Rosneft: Wie die russische Ölmacht klammheimlich in Deutschland weiter aufrüstet

Deutschland ist stark vom russischen Gas abhängig - nicht unbedingt eine ganz neue Einsicht. Doch dass die Russen auch schon weite Teile des deutschen Benzinmarktes kontrollieren, dürfte kaum bekannt sein. Und jetzt weitet Russland seine heimliche Öl-Macht bei uns immer weiter aus.
23.09.2020 12:21
Lesezeit: 2 min
Rosneft: Wie die russische Ölmacht klammheimlich in Deutschland weiter aufrüstet
Die russische Öl-Leitung "Freundschaft" auf dem Gelände der Brandenburger Raffinerie PCK. Von hier aus versorgen die Russen ganz Berlin und Brandenburg mit Benzin. (Foto: dpa) Foto: Patrick Pleul

„Wir haben gerade mit der Betankung von Flugzeugen am Stuttgarter Flughafen begonnen – dem sogenannten Intoplane-Service. Wir haben seit 2019 bereits einige Verträge über den Verkauf von Flugbenzin über die Bühne gebracht – beispielsweise am Berliner Flughafen Schönefeld für die russische Airline Aeroflot. Bereits jeder dritte Flug von Berlin aus wird von uns betankt“, sagte ein Sprecher der deutschen Tochter des russischen Ölgiganten Rosneft.
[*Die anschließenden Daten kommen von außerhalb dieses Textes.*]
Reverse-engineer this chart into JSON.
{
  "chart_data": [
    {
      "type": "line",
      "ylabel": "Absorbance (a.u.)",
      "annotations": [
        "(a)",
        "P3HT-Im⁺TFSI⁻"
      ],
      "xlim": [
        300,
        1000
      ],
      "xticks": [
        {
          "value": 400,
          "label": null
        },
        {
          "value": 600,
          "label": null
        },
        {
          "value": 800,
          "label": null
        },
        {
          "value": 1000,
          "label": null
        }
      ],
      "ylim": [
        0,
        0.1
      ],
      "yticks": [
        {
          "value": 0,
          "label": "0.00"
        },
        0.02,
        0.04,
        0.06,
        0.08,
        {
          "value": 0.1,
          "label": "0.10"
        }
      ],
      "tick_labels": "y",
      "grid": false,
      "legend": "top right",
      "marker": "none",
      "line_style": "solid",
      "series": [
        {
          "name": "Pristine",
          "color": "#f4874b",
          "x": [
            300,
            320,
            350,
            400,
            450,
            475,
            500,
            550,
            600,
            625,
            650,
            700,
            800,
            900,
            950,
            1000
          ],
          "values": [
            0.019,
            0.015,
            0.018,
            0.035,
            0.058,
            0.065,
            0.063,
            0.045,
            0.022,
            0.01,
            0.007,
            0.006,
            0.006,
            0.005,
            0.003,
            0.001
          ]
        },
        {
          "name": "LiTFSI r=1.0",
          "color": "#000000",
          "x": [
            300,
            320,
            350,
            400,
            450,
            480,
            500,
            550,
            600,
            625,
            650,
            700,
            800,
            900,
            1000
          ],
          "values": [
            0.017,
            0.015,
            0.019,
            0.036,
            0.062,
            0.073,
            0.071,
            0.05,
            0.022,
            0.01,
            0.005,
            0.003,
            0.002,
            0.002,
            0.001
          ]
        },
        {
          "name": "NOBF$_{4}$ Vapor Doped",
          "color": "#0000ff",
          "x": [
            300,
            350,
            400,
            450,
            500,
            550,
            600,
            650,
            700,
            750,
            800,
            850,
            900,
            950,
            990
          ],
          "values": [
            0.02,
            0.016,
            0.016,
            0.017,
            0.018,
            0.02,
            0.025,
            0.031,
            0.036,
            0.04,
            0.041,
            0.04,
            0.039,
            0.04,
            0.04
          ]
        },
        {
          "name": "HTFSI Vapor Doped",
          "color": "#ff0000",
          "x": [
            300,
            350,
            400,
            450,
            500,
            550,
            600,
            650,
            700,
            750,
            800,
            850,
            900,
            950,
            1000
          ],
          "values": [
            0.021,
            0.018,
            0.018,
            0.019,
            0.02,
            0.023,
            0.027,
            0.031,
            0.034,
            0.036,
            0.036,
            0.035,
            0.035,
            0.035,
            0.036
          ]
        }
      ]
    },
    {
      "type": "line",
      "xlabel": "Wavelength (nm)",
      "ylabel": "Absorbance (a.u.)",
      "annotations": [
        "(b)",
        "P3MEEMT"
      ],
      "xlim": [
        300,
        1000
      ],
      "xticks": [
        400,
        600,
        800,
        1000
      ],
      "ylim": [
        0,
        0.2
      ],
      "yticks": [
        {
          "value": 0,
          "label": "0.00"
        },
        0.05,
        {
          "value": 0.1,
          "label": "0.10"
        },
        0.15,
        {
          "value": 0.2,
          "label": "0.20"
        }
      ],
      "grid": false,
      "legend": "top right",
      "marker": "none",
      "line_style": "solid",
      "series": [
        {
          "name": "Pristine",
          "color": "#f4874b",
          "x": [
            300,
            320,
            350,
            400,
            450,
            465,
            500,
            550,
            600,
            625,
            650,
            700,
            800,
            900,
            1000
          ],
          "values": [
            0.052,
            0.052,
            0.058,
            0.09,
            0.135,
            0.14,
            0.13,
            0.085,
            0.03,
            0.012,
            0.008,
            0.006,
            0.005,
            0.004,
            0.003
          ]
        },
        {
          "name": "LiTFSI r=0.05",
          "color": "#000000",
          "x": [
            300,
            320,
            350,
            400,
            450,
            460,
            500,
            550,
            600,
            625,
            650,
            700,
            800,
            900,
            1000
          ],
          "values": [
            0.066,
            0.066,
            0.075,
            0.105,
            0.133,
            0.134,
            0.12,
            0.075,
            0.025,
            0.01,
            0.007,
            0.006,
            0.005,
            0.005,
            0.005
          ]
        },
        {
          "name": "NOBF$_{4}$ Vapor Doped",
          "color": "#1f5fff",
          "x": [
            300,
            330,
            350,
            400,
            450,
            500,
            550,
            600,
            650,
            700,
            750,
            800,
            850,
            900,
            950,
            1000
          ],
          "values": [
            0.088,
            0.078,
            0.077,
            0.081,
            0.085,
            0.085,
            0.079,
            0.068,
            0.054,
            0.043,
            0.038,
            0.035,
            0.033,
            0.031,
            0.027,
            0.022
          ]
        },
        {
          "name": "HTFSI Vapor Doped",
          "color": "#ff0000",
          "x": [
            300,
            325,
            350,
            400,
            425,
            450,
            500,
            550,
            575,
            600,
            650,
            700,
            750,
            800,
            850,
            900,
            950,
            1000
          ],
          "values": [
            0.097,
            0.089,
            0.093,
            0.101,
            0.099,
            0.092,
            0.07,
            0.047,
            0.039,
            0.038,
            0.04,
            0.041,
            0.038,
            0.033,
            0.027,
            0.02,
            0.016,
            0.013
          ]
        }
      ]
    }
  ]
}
Hintergrund: Der größte Raffineriekonzern Russlands, in dessen Führungsgremien der ehemalige Bundeskanzler Gerhard Schröder sitzt, ist bereits seit einigen Jahren am deutschen Markt aktiv. Dabei verfügt das Unternehmen über bedeutende Anteile an wichtigen regionalen Ölraffinerien, die der breiten Öffentlichkeit weniger bekannt sind – beispielsweise der Öl-Fabrik PCK Schwedt in Brandenburg.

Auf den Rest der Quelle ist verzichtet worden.